The ESF report’s risk emphasis and the Quad report’s optimistic framing have not been formally reconciled by any interagency policy document. NSA, participating in CISA’s 5G Security Evaluation Process Investigation, has consistently flagged the increased interface count in O-RAN as expanding the monitoring burden for operators and creating lateral movement paths not present in closed stacks.
Congressional and NTIA Mandates
Congress has addressed Open RAN through appropriations and authorization provisions rather than a standalone security statute. Section 9202 of the FY2021 NDAA authorized the $1.5 billion Innovation Fund and a Multilateral Telecommunications Security Fund, the legislative basis for NTIA’s Open RAN grants. The intent was supply-chain diversification, not security certification. No enacted statute conditions Innovation Fund grants or FCC reimbursement eligibility on verified security compliance with WG11 specifications.
The FY2025 NDAA, signed December 2024, addressed the rip-and-replace funding shortfall. The program, established by the Secure and Trusted Communications Networks Act (Pub.L. 116-124, enacted March 12, 2020), appropriated $1.9 billion to reimburse carriers with 10 million or fewer subscribers for removing Huawei and ZTE equipment. Applications totaling $4.98 billion created a $3.08 billion gap. The FY2025 NDAA authorized the FCC to borrow $3.08 billion from the U.S. Treasury, repayable through proceeds from AWS-3 Auction 113, which the FCC must conduct by June 23, 2026. The spectrum auction framework governing that proceeding is covered in the FCC Spectrum Auctions Policy Reference Guide.
The Open RAN Outreach Act (H.R. 2037, 119th Congress) directs NTIA to provide technical assistance to small providers considering Open RAN transitions: without establishing security baselines. Broadband infrastructure policy intersecting with Open RAN at the backhaul layer is detailed in the BEAD Program Guide: $42.5B Federal Broadband Deployment Explained.
What’s Next
WG11 is the de facto governance body setting the security floor for a technology the U.S. government is actively subsidizing. Its 2024 Zero Trust Architecture white paper and Coordinated Vulnerability Disclosure process represent concrete progress. Neither is mandatory for domestic carriers deploying O-RAN equipment purchased with NTIA grants or receiving FCC rip-and-replace reimbursements.
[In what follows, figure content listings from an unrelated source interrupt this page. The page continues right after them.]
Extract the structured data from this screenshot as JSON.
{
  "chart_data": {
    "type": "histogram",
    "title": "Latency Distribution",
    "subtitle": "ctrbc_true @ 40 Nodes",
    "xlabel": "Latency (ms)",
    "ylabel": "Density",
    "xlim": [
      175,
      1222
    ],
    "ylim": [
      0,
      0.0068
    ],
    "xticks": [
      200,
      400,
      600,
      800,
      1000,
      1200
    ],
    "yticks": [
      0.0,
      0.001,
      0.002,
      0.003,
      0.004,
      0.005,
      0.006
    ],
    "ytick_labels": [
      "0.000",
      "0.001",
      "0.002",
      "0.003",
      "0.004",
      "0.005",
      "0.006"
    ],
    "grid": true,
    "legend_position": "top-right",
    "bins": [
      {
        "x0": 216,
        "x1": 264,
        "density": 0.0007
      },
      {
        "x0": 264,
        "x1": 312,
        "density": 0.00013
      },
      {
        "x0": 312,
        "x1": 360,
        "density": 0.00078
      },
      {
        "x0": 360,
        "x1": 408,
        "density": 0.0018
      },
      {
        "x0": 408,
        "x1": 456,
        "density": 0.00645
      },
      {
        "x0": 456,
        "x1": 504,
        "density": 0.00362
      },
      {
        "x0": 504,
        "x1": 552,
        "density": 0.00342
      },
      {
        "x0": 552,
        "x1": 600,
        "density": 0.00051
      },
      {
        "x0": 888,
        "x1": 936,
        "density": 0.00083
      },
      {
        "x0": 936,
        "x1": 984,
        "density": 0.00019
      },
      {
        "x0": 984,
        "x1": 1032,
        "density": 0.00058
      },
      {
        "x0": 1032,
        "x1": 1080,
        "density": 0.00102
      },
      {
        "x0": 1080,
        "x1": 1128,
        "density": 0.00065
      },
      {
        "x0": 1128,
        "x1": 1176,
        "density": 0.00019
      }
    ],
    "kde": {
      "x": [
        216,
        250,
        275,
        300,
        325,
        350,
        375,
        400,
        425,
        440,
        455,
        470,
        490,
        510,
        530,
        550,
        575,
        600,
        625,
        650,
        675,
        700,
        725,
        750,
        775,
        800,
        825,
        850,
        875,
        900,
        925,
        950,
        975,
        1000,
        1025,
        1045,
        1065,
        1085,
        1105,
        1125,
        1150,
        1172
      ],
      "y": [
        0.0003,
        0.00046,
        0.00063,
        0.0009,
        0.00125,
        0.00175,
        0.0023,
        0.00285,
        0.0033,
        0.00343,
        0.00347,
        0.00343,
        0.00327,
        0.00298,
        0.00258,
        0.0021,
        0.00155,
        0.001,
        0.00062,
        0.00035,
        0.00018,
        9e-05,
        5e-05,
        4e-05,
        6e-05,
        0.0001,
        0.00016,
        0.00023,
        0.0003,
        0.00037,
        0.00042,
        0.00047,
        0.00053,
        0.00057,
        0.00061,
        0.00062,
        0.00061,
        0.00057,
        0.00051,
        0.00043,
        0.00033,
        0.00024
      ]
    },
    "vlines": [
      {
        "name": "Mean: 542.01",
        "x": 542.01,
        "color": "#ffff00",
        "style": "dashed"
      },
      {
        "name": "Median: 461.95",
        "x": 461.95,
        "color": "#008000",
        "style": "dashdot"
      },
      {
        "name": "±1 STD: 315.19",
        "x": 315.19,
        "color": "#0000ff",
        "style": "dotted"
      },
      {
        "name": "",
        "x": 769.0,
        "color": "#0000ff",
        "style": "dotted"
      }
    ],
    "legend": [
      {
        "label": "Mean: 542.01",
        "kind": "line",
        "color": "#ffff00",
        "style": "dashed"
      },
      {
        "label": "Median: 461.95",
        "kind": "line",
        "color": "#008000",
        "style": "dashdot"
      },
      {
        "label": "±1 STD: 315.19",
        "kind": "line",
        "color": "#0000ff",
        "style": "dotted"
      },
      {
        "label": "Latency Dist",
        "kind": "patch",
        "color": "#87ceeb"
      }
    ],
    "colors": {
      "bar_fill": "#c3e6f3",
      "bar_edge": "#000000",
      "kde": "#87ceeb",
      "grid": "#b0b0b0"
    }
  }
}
The FCC’s 2021 Notice of Inquiry on Promoting 5G Open RAN Deployment (FCC 21-31) addressed supply-chain and interoperability policy without security performance requirements. No pending FCC rulemaking would add security conditions to rip-and-replace eligibility as of May 2026. Two policy paths could close the gap: an FCC rulemaking conditioning reimbursement disbursements on verified WG11 compliance, or NTIA amending Innovation Fund grant terms to require documented WG11 security architecture as a deliverable. Neither proceeding is currently open.
The NIST-led Zero Trust Architecture initiative for O-RAN cloud orchestration, a work item approved by the O-RAN Alliance with AT&T and MITRE participation, aligned to NIST SP 800-207 — may produce a publishable framework in 2025 or 2026. If adopted by WG11 and referenced in FCC or NTIA program terms, it would create the first federally-anchored security baseline for Open RAN in the United States. Until then, the security architecture of disaggregated 5G networks carrying public safety and critical infrastructure traffic rests on voluntary standards compliance.